Thursday, July 10, 2014

On Pensions at least public sector employees don't have much to complain about.

I have no doubt that some Public Sector employees have legitimate grievances about their lot under this Government but Pensions is not one of them. Yes the Pensions deal, post Hutton, is less advatageous then hitherto. Pensions will be based on "career average" earnings rather than final salary and workers will work longer and contribute more towards their pensions. But compared with the Private sector Public Sector employees are in a still enviable position. Crucially in the run up to retirement   employees will know very accurately what their Pension will be. This is because their schemes remain Defined Benefit (DB) schemes which provide for a precisely forecastable Pension which will not be subject to the visicitudes of financial markets or to unpredictable annuity costs.

In the private sector DB schemes stll exist of course but most are closed to new entrants. For some time now the only offer to a new employee has been a so-called "Defined Contribtion" "Pension". In reaility these are not, and never have been, pension schemes at all - certainly when compared with what the Public Sector enjoys. What they are are workplace savings schemes with tax advantages. But what they produce in the way of an annual income on retirement is, compared with the DB alternative, completely unpredictable. The Chancellor acknowledged these facts when he removed the obligation to use a DC "pot" to buy an annuity in the Budget. 

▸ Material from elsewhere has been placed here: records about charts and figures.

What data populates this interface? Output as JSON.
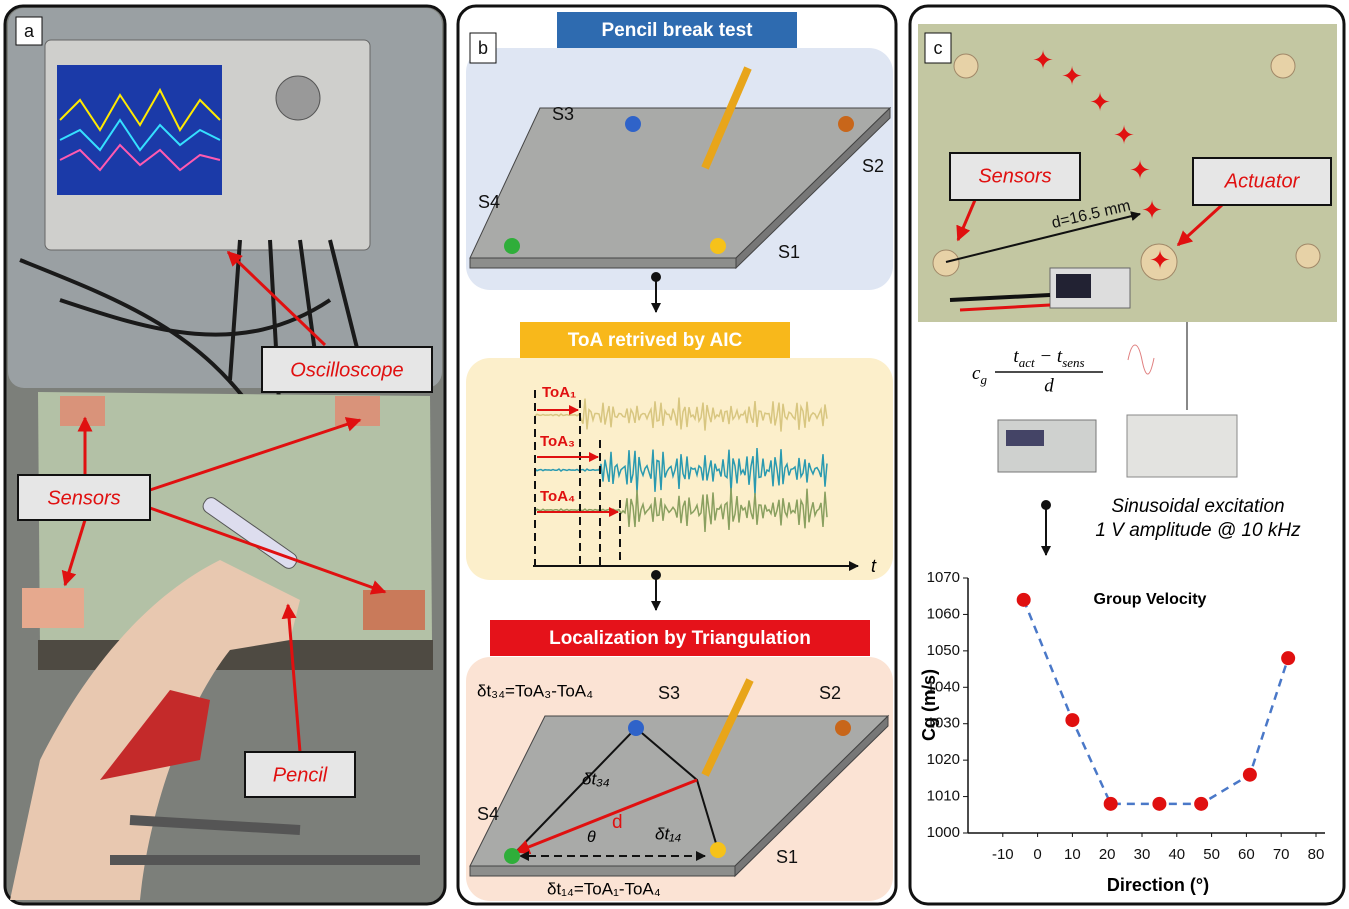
{
  "panels": {
    "a": {
      "label": "a",
      "oscilloscope": "Oscilloscope",
      "sensors": "Sensors",
      "pencil": "Pencil"
    },
    "b": {
      "label": "b",
      "pencil_break_test": "Pencil break test",
      "s3": "S3",
      "s2": "S2",
      "s4": "S4",
      "s1": "S1",
      "toa_title": "ToA retrived by AIC",
      "toa_1": "ToA₁",
      "toa_3": "ToA₃",
      "toa_4": "ToA₄",
      "t_axis": "t",
      "localization_title": "Localization by Triangulation",
      "dt34_eq": "δt₃₄=ToA₃-ToA₄",
      "dt14_eq": "δt₁₄=ToA₁-ToA₄",
      "s3b": "S3",
      "s2b": "S2",
      "s4b": "S4",
      "s1b": "S1",
      "dt34": "δt₃₄",
      "dt14": "δt₁₄",
      "theta": "θ",
      "d": "d"
    },
    "c": {
      "label": "c",
      "sensors": "Sensors",
      "actuator": "Actuator",
      "distance": "d=16.5 mm",
      "formula": {
        "lhs": "c",
        "lhs_sub": "g",
        "t1": "t",
        "t1_sub": "act",
        "minus": " − ",
        "t2": "t",
        "t2_sub": "sens",
        "den": "d"
      },
      "excitation_1": "Sinusoidal excitation",
      "excitation_2": "1 V amplitude @ 10 kHz"
    }
  },
  "chart_data": {
    "type": "scatter",
    "title": "Group Velocity",
    "x_label": "Direction (°)",
    "y_label": "Cg (m/s)",
    "x": [
      -4,
      10,
      21,
      35,
      47,
      61,
      72
    ],
    "values": [
      1064,
      1031,
      1008,
      1008,
      1008,
      1016,
      1048
    ],
    "color": "#e01010",
    "line_color": "#4a78c8",
    "xlim": [
      -20,
      80
    ],
    "xticks": [
      -10,
      0,
      10,
      20,
      30,
      40,
      50,
      60,
      70,
      80
    ],
    "ylim": [
      1000,
      1070
    ],
    "yticks": [
      1000,
      1010,
      1020,
      1030,
      1040,
      1050,
      1060,
      1070
    ]
  }
}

To purchase an annuity producing an annual income of £20,000 a private sector employee saver aged 65 would have to have accumulated a pot of around £400,000. And yet there will be many public sector employees on such a Pension or more - guaranteed. And the contributions they will have made will be insignificant compared with the commitment necessary to save £400k - not that many will be able to do this of course. The average pot is likely to be less than a tenth of this.

The public sector rightly gets public support - we value our doctors, our nurses, our teachers and the rest. But when we look at how these workers are protected in retirement in a way that the private sector employees also used to be but no longer are?  Well in truth, in this area at least, the public sector doesn't have much to complain about does it?